The staff the facilitates the voting process would need to switch the terminals (tablets) on, and that’s all. Since voting is activated by a card, they don’t need to manually activate it. All they have to do is make sure nobody steals a device, but that’s simple – a sound can be played if the device is disconnected, or moved, for example (a technique used in many shops nowadays). The start and the end of the election day can probably be given by all members of the section commission putting their digital cards in the reader.

And the final point is edge cases. What happens if the power is down? Well, batteries should last sufficiently long. And portable battery chargers can be distributed as well. What happens if the internet is down? And what about voting stations that don’t have access to the internet? If the internet goes down, results can be cached locally until the internet is back. “Paper trail” is something that can be used as a backup – each vote is printed and stored (automatically) in a box, and in case there are problems with the technology, we revert to the old-school way. And even if there is no cable/ADSL internet, or it goes down, 3G/GPRS is normally available (a contract with the mobile carriers has to be signed for the elections, of course, but bureaucracy is offtopic).

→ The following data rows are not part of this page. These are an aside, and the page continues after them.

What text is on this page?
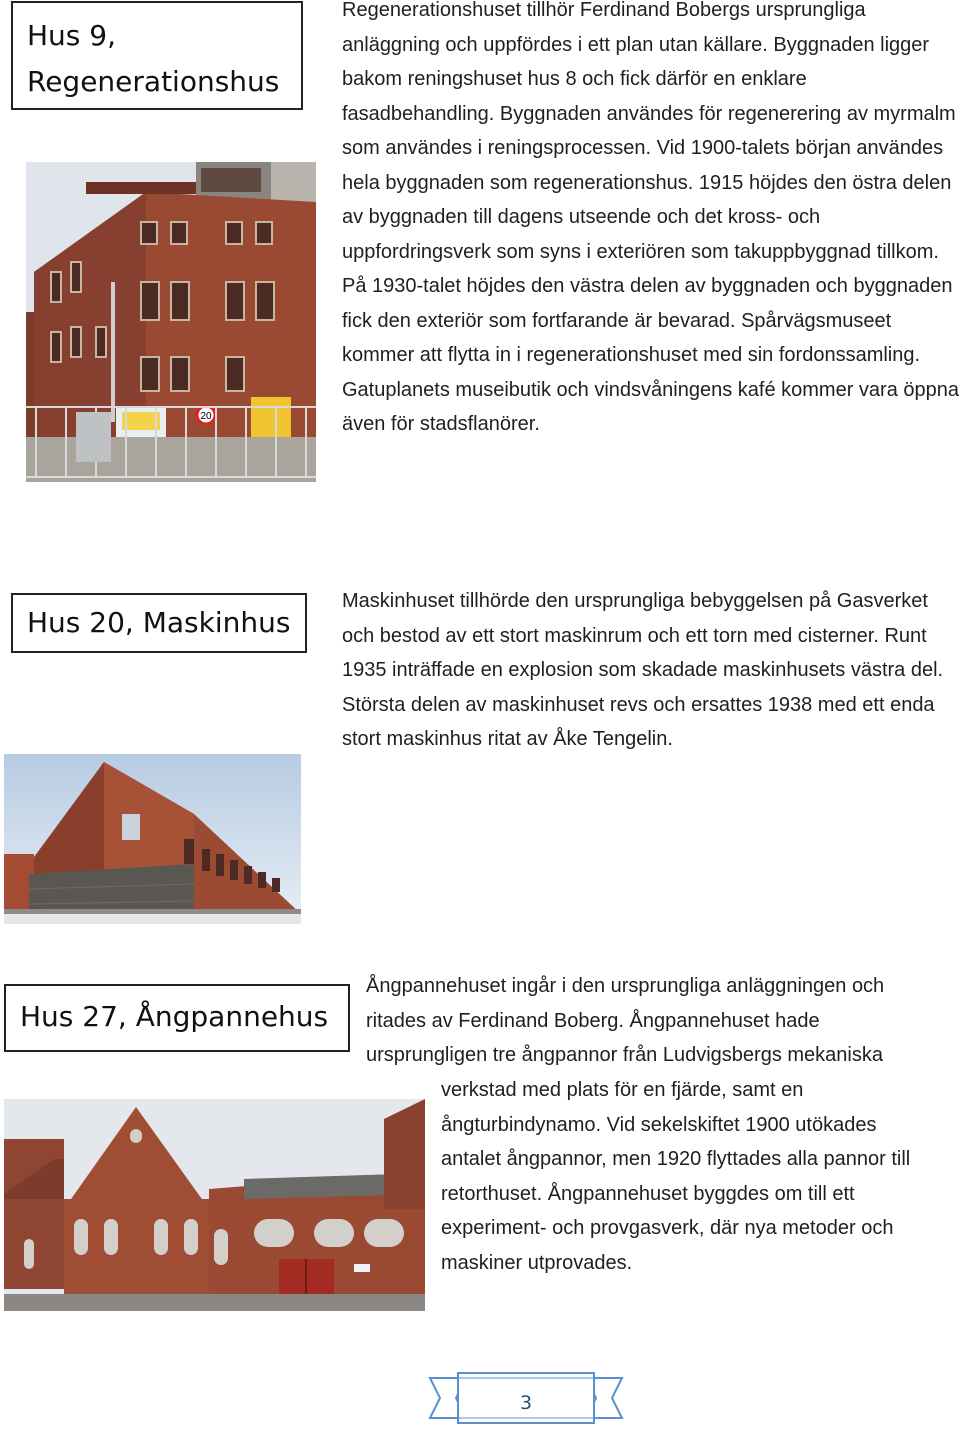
Hus 9,
Regenerationshus

Regenerationshuset tillhör Ferdinand Bobergs ursprungliga anläggning och uppfördes i ett plan utan källare. Byggnaden ligger bakom reningshuset hus 8 och fick därför en enklare fasadbehandling. Byggnaden användes för regenerering av myrmalm som användes i reningsprocessen. Vid 1900-talets början användes hela byggnaden som regenerationshus. 1915 höjdes den östra delen av byggnaden till dagens utseende och det kross- och uppfordringsverk som syns i exteriören som takuppbyggnad tillkom. På 1930-talet höjdes den västra delen av byggnaden och byggnaden fick den exteriör som fortfarande är bevarad. Spårvägsmuseet kommer att flytta in i regenerationshuset med sin fordonssamling. Gatuplanets museibutik och vindsvåningens kafé kommer vara öppna även för stadsflanörer.

20
Hus 20, Maskinhus

Maskinhuset tillhörde den ursprungliga bebyggelsen på Gasverket och bestod av ett stort maskinrum och ett torn med cisterner. Runt 1935 inträffade en explosion som skadade maskinhusets västra del. Största delen av maskinhuset revs och ersattes 1938 med ett enda stort maskinhus ritat av Åke Tengelin.

Hus 27, Ångpannehus
Ångpannehuset ingår i den ursprungliga anläggningen och
ritades av Ferdinand Boberg. Ångpannehuset hade
ursprungligen tre ångpannor från Ludvigsbergs mekaniska
verkstad med plats för en fjärde, samt en
ångturbindynamo. Vid sekelskiftet 1900 utökades
antalet ångpannor, men 1920 flyttades alla pannor till
retorthuset. Ångpannehuset byggdes om till ett
experiment- och provgasverk, där nya metoder och
maskiner utprovades.
3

So, the solution outlined above depends on having a card, on complex software, on further client security investigation and also needs a lot of logistics considerations – for delivering and connecting the devices, contracts, etc. Regardless of all these ifs, it seems like technology is giving us a way to do elections digitally, and we should put some effort in that direction. Companies providing e-voting solutions can do that, but they should not rely on closed-source software, and would better rely on commodity hardware, making their business model a bit different.

And last, but not least – a lot of government and societal effort will be needed as well, even after the technology is in place.